Samuel Bruce Huston (March 16, 1858 - November 30, 1920) was an American politician and lawyer in Oregon. Originally a Democrat and later a Republican, he served in both chambers of the Oregon Legislative Assembly and was twice the mayor of Hillsboro, Oregon. A native of Indiana, he served in the state senate as a Democrat from one county his first term, but moved and changed parties by his second term 20 years later.

==Early life==
Samuel Huston was born in New Philadelphia, Washington County, Indiana on March 16, 1858, to Oliver Wolcott Huston and Lucretia Pearson Huston (née Naugle). His father died while Samuel was young, with his mother remarrying in 1866. The family moved from the southern Indiana town to Illinois, where Samuel received his education at a private school and the public schools in Grand Glade.

Huston earned his college education at Northern Indiana University (now Valparaiso University) in Valparaiso. Afterwards he moved to Chicago where he attended a law school before reading law with George M. Parker in Robinson, Illinois, and at the law offices of Heffron & Zaring in Salem, Indiana. He was admitted to the Indiana bar in December 1879 before entering private legal practice in that state. Huston then briefly practiced law in Illinois before working for the Santa Fe Railroad Company in New Mexico, remaining until the Spring of 1883. He then moved to Oregon, arriving on May 7, 1883, in Portland.

Settling for a short time in Forest Grove where he worked in a flour mill and on a farm, he moved to neighboring Hillsboro in January 1884 and set up a law practice. On June 28, 1884, in Forest Grove, he married Ella Geiger, the daughter of Dr. William Geiger Jr. of pioneer stock. He was admitted to Oregon's bar in October 1884. In 1894, they had a son, Grover Clay, who died five months after birth. Another son, Oliver, attended the University of Oregon and Yale University. The couple had two other children, Samuel Carl and Blanche. In Hillsboro he served for 12 years as a school director.

In 1906, he moved to Portland, where he continued to practice law and served as a member of the city's commercial club. In 1906, Huston and Martin L. Pipes represented a defendant in the Oregon land fraud scandal with Francis J. Heney as the prosecutor and Charles E. Wolverton presiding in Oregon's federal court. Huston was involved with other cases of the land fraud as well as more than ten murder trials, primarily as a defense attorney.

==Political career==
Huston entered politics in 1887 when he was elected to the Hillsboro city council, serving until 1888. In 1889, he won the election for mayor of the city, the eleventh person to serve as mayor of Washington County's seat, he was in office from December 2, 1889, until December 5, 1890. In 1892, Huston was elected to a four-year term in the Oregon State Senate. A Democrat at the time, he represented District 29 and Washington County, serving through the 1895 session. During this time he also served as mayor of Hillsboro a second term from December 4, 1894, until December 5, 1895. He then served on the city council from 1901 to 1902.
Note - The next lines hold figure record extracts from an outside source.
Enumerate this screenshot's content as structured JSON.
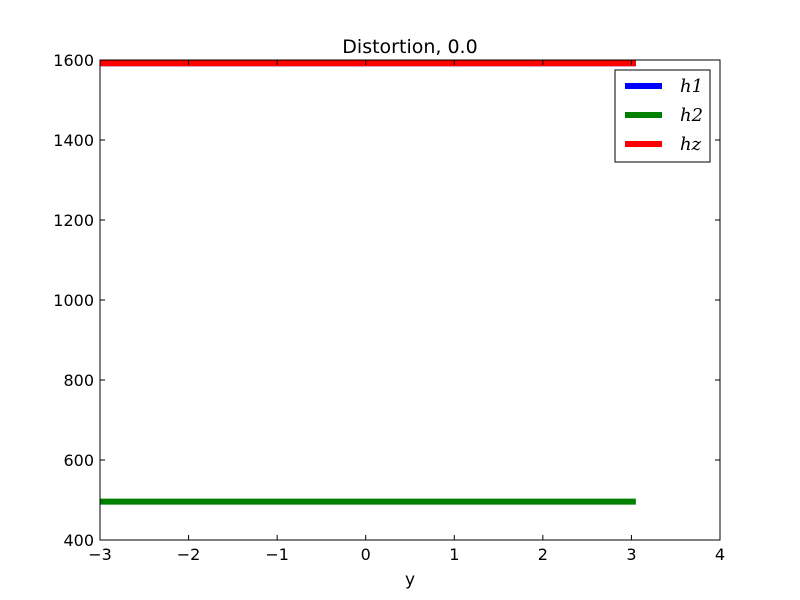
{
  "chart_data": {
    "type": "line",
    "title": "Distortion, 0.0",
    "xlabel": "y",
    "ylabel": "",
    "xlim": [
      -3,
      4
    ],
    "ylim": [
      400,
      1600
    ],
    "xticks": [
      -3,
      -2,
      -1,
      0,
      1,
      2,
      3,
      4
    ],
    "xtick_labels": [
      "−3",
      "−2",
      "−1",
      "0",
      "1",
      "2",
      "3",
      "4"
    ],
    "yticks": [
      400,
      600,
      800,
      1000,
      1200,
      1400,
      1600
    ],
    "ytick_labels": [
      "400",
      "600",
      "800",
      "1000",
      "1200",
      "1400",
      "1600"
    ],
    "grid": false,
    "legend_position": "top-right",
    "series": [
      {
        "name": "h1",
        "color": "#0000ff",
        "x": [
          -3.0,
          3.05
        ],
        "y": [
          1592,
          1592
        ]
      },
      {
        "name": "h2",
        "color": "#008000",
        "x": [
          -3.0,
          3.05
        ],
        "y": [
          496,
          496
        ]
      },
      {
        "name": "hz",
        "color": "#ff0000",
        "x": [
          -3.0,
          3.05
        ],
        "y": [
          1592,
          1592
        ]
      }
    ]
  }
}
In 1914, he was elected to the Oregon House, representing Multnomah County, now as a Republican. He left the Democratic Party due to the party's views on the silver question and how U.S. currency was backed. Huston then returned to the Oregon Senate after election in 1916. He represented District 13 and Multnomah County, and served in the 1919 regular session and 1920 special session as a Republican.

==Later years==
During his later life, Huston served as a director at the Oregon Historical Society. On November 30, 1920, Samuel Huston died of a heart attack while in the Federal Courthouse in Portland in Judge Charles E. Wolverton's courtroom while waiting for a trial to resume from the lunch recess. Age 62 when he died, Huston was buried at River View Cemetery in Portland.